Each of these wins played a role in how Depp’s team was able to successfully shape the case to their benefit months before heading into the trial. “A lot of court cases generally come down to the quality of legal representation,” Ward says. “I think they both had very good reputations, but I think some pretrial releases went Johnny Depp’s way that helped him.”
Baker offers that Heard’s team had some big wins by keeping details of more damaging testimonies and declarations out of the court, including from Jennifer Howell and Heard’s sister Whitney, noting those details were “tightly and narrowly constrained.”
All attorneys agree the fight between Heard and Depp will drag on, as both have notified the court that they plan to appeal their respective verdicts, with the likely possibility of Heard using some of her pretrial discovery that didn’t make it into the trial as part of her basis for an appeal.
Already, Heard has complained that she had a “binder worth of years of notes dating back to 2011 from the very beginning of my relationship that were taken by my doctor, who I was reporting the abuse to” that were deemed inadmissible at trial. “How could they make a judgment, how could they not come to that conclusion,” Heard said of the jury’s decision.
Both parties have until September 5 to file their official appeals, with their award payments on hold until they learn if their appeals will move forward.

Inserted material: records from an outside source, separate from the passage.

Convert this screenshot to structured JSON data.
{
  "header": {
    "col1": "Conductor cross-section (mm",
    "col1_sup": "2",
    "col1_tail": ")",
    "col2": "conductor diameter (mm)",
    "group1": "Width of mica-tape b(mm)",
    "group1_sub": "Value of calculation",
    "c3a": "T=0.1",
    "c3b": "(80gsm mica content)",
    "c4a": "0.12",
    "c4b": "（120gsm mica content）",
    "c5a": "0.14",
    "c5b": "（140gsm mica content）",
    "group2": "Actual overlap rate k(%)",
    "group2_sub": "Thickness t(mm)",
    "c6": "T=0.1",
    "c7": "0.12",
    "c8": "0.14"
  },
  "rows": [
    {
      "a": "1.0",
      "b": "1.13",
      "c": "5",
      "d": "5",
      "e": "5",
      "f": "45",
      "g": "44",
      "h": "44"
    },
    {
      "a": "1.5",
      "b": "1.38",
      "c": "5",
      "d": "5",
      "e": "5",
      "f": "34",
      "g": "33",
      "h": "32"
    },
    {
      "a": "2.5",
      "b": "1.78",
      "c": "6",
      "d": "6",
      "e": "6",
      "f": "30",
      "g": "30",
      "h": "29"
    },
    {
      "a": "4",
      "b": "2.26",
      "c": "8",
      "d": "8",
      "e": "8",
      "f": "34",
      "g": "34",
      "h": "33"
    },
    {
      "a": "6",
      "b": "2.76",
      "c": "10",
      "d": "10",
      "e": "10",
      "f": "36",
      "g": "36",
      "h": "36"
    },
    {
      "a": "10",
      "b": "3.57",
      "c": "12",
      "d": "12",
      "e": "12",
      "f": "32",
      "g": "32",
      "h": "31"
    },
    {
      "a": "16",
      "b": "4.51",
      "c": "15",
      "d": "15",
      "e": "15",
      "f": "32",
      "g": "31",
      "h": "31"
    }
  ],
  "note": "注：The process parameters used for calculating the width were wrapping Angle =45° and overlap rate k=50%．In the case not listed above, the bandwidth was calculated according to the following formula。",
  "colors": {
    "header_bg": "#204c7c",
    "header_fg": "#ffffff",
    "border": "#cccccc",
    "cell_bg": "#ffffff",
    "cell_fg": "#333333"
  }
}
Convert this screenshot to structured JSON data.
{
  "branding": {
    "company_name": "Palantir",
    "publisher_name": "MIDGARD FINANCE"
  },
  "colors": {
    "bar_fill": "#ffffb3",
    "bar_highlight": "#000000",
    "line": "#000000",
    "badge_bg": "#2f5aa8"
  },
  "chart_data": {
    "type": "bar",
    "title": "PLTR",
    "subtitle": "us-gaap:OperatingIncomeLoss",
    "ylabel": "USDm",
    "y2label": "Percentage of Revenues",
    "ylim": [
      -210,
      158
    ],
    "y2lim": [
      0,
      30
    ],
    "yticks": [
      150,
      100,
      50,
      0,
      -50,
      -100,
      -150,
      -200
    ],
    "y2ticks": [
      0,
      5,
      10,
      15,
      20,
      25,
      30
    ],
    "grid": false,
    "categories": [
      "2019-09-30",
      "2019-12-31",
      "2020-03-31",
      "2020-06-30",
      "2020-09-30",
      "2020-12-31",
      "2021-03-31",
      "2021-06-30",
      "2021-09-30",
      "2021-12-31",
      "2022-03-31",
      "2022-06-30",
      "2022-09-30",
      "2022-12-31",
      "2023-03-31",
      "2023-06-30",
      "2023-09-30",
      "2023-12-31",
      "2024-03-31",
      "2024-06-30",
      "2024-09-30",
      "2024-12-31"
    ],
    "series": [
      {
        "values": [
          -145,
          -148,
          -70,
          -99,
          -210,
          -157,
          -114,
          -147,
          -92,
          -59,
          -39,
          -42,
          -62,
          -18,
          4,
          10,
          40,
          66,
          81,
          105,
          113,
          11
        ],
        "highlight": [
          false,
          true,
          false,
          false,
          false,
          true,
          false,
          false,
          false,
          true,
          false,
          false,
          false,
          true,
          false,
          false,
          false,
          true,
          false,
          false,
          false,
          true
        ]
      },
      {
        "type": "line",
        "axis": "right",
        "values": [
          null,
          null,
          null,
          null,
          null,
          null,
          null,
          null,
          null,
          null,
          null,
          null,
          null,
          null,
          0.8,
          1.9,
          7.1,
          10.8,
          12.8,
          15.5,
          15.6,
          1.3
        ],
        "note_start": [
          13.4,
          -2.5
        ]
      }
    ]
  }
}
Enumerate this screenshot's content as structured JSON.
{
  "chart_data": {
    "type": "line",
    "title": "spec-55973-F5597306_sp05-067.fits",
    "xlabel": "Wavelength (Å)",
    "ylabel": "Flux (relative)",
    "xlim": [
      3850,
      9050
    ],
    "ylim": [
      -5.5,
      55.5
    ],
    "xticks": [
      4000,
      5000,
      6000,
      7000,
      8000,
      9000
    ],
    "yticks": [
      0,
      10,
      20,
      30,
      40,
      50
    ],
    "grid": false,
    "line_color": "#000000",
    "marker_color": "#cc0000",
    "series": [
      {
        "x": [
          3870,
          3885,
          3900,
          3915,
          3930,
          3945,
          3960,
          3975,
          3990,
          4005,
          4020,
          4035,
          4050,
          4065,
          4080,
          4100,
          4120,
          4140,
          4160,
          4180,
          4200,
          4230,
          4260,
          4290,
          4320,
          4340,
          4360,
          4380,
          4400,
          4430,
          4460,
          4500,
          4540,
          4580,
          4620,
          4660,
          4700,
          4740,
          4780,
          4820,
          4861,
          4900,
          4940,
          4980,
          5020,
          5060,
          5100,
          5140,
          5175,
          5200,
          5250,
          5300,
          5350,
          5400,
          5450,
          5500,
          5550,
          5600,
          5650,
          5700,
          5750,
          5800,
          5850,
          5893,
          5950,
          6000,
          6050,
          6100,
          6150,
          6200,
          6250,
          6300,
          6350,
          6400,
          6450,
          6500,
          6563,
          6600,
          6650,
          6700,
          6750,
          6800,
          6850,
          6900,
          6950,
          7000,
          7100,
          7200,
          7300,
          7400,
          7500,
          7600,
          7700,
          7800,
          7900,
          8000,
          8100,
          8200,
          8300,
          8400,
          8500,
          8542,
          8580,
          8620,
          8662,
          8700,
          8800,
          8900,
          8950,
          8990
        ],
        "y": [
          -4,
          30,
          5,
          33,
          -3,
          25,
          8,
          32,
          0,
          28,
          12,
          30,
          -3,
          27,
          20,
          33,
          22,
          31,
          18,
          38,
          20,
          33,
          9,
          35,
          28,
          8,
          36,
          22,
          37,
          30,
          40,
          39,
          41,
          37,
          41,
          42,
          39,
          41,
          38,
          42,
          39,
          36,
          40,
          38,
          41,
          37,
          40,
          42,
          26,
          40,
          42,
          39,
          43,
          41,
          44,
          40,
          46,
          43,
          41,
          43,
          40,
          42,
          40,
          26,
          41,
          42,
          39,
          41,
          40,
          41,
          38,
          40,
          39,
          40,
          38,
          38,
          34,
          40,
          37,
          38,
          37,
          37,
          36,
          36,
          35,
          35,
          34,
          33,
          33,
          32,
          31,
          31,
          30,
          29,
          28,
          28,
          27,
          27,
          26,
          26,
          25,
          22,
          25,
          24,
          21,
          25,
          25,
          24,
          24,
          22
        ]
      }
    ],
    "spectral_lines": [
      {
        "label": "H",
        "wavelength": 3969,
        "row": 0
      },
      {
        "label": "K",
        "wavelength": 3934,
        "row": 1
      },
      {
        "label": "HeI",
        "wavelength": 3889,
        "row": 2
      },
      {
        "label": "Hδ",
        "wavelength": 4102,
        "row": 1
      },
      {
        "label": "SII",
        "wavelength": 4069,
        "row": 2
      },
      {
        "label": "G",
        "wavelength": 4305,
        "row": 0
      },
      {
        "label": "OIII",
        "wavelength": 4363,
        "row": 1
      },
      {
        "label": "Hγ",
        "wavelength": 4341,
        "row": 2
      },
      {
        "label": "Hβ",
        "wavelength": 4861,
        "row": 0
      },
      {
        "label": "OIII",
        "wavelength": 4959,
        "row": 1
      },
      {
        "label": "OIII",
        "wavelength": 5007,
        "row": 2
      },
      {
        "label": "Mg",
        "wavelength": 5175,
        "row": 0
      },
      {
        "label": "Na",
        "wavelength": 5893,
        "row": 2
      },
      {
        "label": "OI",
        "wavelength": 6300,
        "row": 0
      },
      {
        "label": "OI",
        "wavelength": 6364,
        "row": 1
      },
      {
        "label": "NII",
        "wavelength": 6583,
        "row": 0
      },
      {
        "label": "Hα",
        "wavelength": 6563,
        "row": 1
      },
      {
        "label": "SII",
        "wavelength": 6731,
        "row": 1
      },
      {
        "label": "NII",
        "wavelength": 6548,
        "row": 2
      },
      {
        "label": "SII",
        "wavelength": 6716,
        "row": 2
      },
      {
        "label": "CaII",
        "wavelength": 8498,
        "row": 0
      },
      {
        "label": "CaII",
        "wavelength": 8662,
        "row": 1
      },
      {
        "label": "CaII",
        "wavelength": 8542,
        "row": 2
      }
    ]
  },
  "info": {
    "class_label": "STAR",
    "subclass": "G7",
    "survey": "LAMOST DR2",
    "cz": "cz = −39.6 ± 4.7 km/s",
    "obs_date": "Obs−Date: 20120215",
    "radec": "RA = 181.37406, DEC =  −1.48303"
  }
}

Heard has made clear that she can’t afford to pay Depp the $10 million in damages, recently selling off her California home.
Reveling in his redemption, Depp has joined TikTok and gone on tour with Jeff Beck to promote their new joint album 18. Still, there’s been no signs of an official comeback for Depp on the acting front. “This may not be over in the court of public opinion, more importantly in the opinion of [Depp’s] employers,” Rozansky says.